Webster’s Explosive Growth Tied To Customer
Despite intense competition in the Connecticut market, Webster Financial Corp. has more than quadrupled in size over the last five years– fueling that growth by closely observing customer needs.
The $9-billion-asset thrift’s expansion, up from $2.1 billion five years ago, has also stemmed from an aggressive acquisition strategy that has benefited, at times, from mergers between Webster’s big regional competitors. It picked up divested branches from Fleet Financial Corp.’s merger with Shawmut National Corp. in 1996, and it is a likely contender to benefit from Fleet’s merger with BankBoston Corp, announced last week.
John Brennan, Webster’s chief financial officer, said last week it was too early to consider assets that the proposed Fleet Boston Corp. will almost certainly have to divest. However, Webster gobbled up 20 branches and $850 million in assets and deposits directly from the Shawmut merger, and wound up with the remaining branches divested in Connecticut when it bought Eagle Financial in 1997.
Although Webster sees the importance in the new fee-income businesses that banks are getting into, its growth largely occurred on the back of thrifts’ traditional mortgage lending business. Fee-based income jumped just over 5% last year to 18.5% of total income–most of which stems from servicing loans–and is expected to climb to 25% in the next three to five years.
"If you think about our overall strategy, we already were a strong residential mortgage lender, a strong home equity lender, a strong deposit taker," Brennan said. "But we’ve been trying to broaden our product line over the last several years and we’ve been getting into other fee income lines, trust and investment management services and insurance."
The bank has two main strategies to gain even more market share. One is understanding the customer as thoroughly as possible with the help of market focus research groups and other marketing tools. The other is having better customer information to retain those customers driving the bank’s profitability, and offer them the best products and services for their needs through direct marketing, Brennan said.
John Menke, the bank’s database manager, said what sets Webster apart is that its database includes a lot of information most bank databases don’t have, such as data on specific transaction behavior of customers–not just what channel was used, but the specific location. And it makes better use of the information. "This information allows us to understand what we can do to effect a change in those behaviors, to increase the value of that product for both the customer and the bank." He said because the information is organized in a single data mart, the bank can view the true value and depth of a relationship.
Additionally, because models are getting better and better, the bank is better able to predict what services the customer will need. This week the bank is getting software delivered that will predict the most likely product a customer will purchase. "It’s just guidance, but in many instances, that’s all that is needed to get the customer to sign up for the additional service," Menke said.
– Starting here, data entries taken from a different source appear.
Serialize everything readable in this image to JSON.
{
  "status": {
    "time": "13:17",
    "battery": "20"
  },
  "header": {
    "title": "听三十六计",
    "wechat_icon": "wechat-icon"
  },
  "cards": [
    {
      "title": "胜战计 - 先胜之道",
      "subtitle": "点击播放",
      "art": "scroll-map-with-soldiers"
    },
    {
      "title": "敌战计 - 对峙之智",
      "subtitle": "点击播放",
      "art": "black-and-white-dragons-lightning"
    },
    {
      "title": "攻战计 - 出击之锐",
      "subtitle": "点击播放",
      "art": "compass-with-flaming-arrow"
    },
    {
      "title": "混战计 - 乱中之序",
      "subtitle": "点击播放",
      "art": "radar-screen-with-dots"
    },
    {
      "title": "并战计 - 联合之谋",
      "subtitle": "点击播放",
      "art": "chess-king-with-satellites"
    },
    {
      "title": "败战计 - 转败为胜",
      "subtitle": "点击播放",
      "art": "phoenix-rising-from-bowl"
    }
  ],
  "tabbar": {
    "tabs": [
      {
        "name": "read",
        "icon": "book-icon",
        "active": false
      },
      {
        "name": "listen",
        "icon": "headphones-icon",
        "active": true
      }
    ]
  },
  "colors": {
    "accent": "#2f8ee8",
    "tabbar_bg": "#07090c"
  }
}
Looking carefully at customer needs has kept Webster’s traditional banking business competitive, but Brennan said the bank–which anticipates keeping its flexible thrift charter–is looking into new areas to increase fee income and provide customers with a broader range of products.
One such effort was its purchase in June 1998 of Damman Insurance, which has clients all over the country. The insurance company is stationed under the holding company, whereas the bank’s other business lines are under the banking subsidiary.
He said the company’s purchase earlier this year of Access National Mortgage, an Internet mortgage company with $350 million in origination volume in 1998, fits into the strategy by increasing fee income. "And that’s one of the big differences as we evolve into a financial services provider; products that generate fee income rather than spread income," Brennan said. Access originates loans in 47 states.
The bank’s 105 branches across Connecticut have what Brennan calls "pretty strong" market share, ranking third in deposits in the state. It ranks either first or second in the Hartford, New Haven and Litchfield County markets, with at least 30% of the households in those areas banking with Webster.
The bank also originates loans in surrounding states, but it is not in a hurry to cross borders, Brennan said. "We would probably consider branching into other states if we could make it work economically. One of the problems with branching today is always somebody in that state that has greater cost savings because they’re there."
Brennan said part of the bank’s ongoing facelift involves diversifying the products and asset mixes. Currently, the bank has about 75% of its loans in residential mortgages. The goal over the next three-to-five years is to lower that number to 55%, while increasing the percentage of consumer and business loans to 25% from about 12% now. On the deposit side, the story is similar: management wants to boost checking accounts to 22%-23% from 19% now, while deflating CDs to 50% from the current 55% of deposits. The remainder, savings accounts and money market deposit accounts, is slated to drop to around 28%.
Striving for fewer and lower-cost deposits fits into Webster’s overall modernization strategy: "By increasing our commercial/industrial lending, small business lending and consumer lending–instead of residential mortgages–we will be selling more of those loans and retaining servicing, (thus giving) customer value," Brennan said.